A Japanese delicacy, tuna eyes have been described as having a taste that resembles mussels and a texture similar to that of egg whites. While this dish is cheap and relatively easy to make (just boil and serve), some people have a problem making eye contact with their appetizers.

A-ping (Fried zebra tarantulas)

Not your typical street fair...

During the terrible reign of the Khmer Rouge, food supplies in Cambodia were short, and out of necessity, villagers turned to capturing and frying Thai zebra tarantulas. Fried spiders are now a mainstay of Cambodian street food, tasting like a strange combination of chicken and fish. It should be noted however, that the abdomen of these spiders often contains unhatched eggs and excrement, on top of gooey brown internal organs.

Jing Leed

Perhaps your new on-the-go snack?

Jing Leed (grasshopper) is one of the most popular snack foods in Thailand, and is usually fried and sold on the street. These little guys are packed full of protein and essential nutrients. It seems like people are eating bugs everywhere but in the US. Maybe it's time America gets with the program.

Sago Delight

Tastes like bacon?

Edible, fried worm larvae. Yum.
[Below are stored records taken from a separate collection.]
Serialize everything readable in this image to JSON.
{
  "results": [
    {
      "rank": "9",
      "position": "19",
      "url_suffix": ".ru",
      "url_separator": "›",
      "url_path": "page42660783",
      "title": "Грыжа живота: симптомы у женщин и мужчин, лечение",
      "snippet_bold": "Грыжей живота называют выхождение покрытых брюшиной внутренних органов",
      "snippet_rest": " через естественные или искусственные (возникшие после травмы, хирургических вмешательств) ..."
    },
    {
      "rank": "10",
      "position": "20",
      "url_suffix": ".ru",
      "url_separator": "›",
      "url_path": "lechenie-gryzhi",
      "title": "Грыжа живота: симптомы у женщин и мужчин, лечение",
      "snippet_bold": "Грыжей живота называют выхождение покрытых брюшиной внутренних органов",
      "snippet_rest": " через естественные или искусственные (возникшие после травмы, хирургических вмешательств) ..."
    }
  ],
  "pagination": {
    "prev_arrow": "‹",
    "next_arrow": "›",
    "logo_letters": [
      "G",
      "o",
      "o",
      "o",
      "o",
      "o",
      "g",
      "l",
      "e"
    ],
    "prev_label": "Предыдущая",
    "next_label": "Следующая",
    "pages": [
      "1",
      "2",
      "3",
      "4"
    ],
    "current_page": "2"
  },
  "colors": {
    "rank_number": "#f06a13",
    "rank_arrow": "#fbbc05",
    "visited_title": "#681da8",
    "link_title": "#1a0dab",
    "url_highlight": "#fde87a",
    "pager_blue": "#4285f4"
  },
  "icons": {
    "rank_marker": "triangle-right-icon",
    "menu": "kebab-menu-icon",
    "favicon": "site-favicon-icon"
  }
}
Sago larvae is described as a having a creamy taste when eaten raw and a crispy bacon-like flavor when cooked. Never mind the fact that they look like The Very Hungry Caterpillar's cousins, these worms are a specialty in Thailand and Malaysia, although variations on Sago Delight can be found all over Southeast Asia.

Chicken Sashimi

Some think the salmonella risk is worth it

This one is hard to justify, especially considering all of the health risks associated with eating raw chicken, but chicken sashimi is huge in Japan right now. If you can push past the Salmonella risk and aren't afraid to get some horrible stomach parasite, the restaurants who serve this stuff insist it's really good. I think I'll pass on this one.


Cooked star fish

Popular in China, and served on a stick, starfish are fried and meant to be cracked open. Diners are meant to slurp out the innards, which have consistency that's somewhere between ground beef and toothpaste. That sounds, um, appetizing.

Drunken Shrimp

Drunken shrimp soup

If you're someone who has a moral issue with boiling lobsters alive, drunken shrimp are probably not for you. This dish, common in China, is prepared by paralyzing live shrimp with ethanol, and then eating them while they're still alive. Poor little fellas.

Stink Bugs

Nutritious, and salty!

Served in Southern Africa, the stinkbug Encosternum delegorguei is spiced and salted and eaten as a delicious snack food, kind of like all-natural Andy Caps. Apparently, like a lot of the other bugs on this list, they are an extremely nutritious form of protein. This article has quickly devolved into an argument for why you should adopt a diet similar to that of a house spider.


Khash stew, served up hot

I saved the best for last. Khash is a boiled stew made from all of the parts of the cow you didn't know were food, including, but not limited to, the brain, the hoofs, the stomach, and the skull. This Middle Eastern dish is eaten from Greece to Mongolia and everywhere in between. I guess appearance isn't everything.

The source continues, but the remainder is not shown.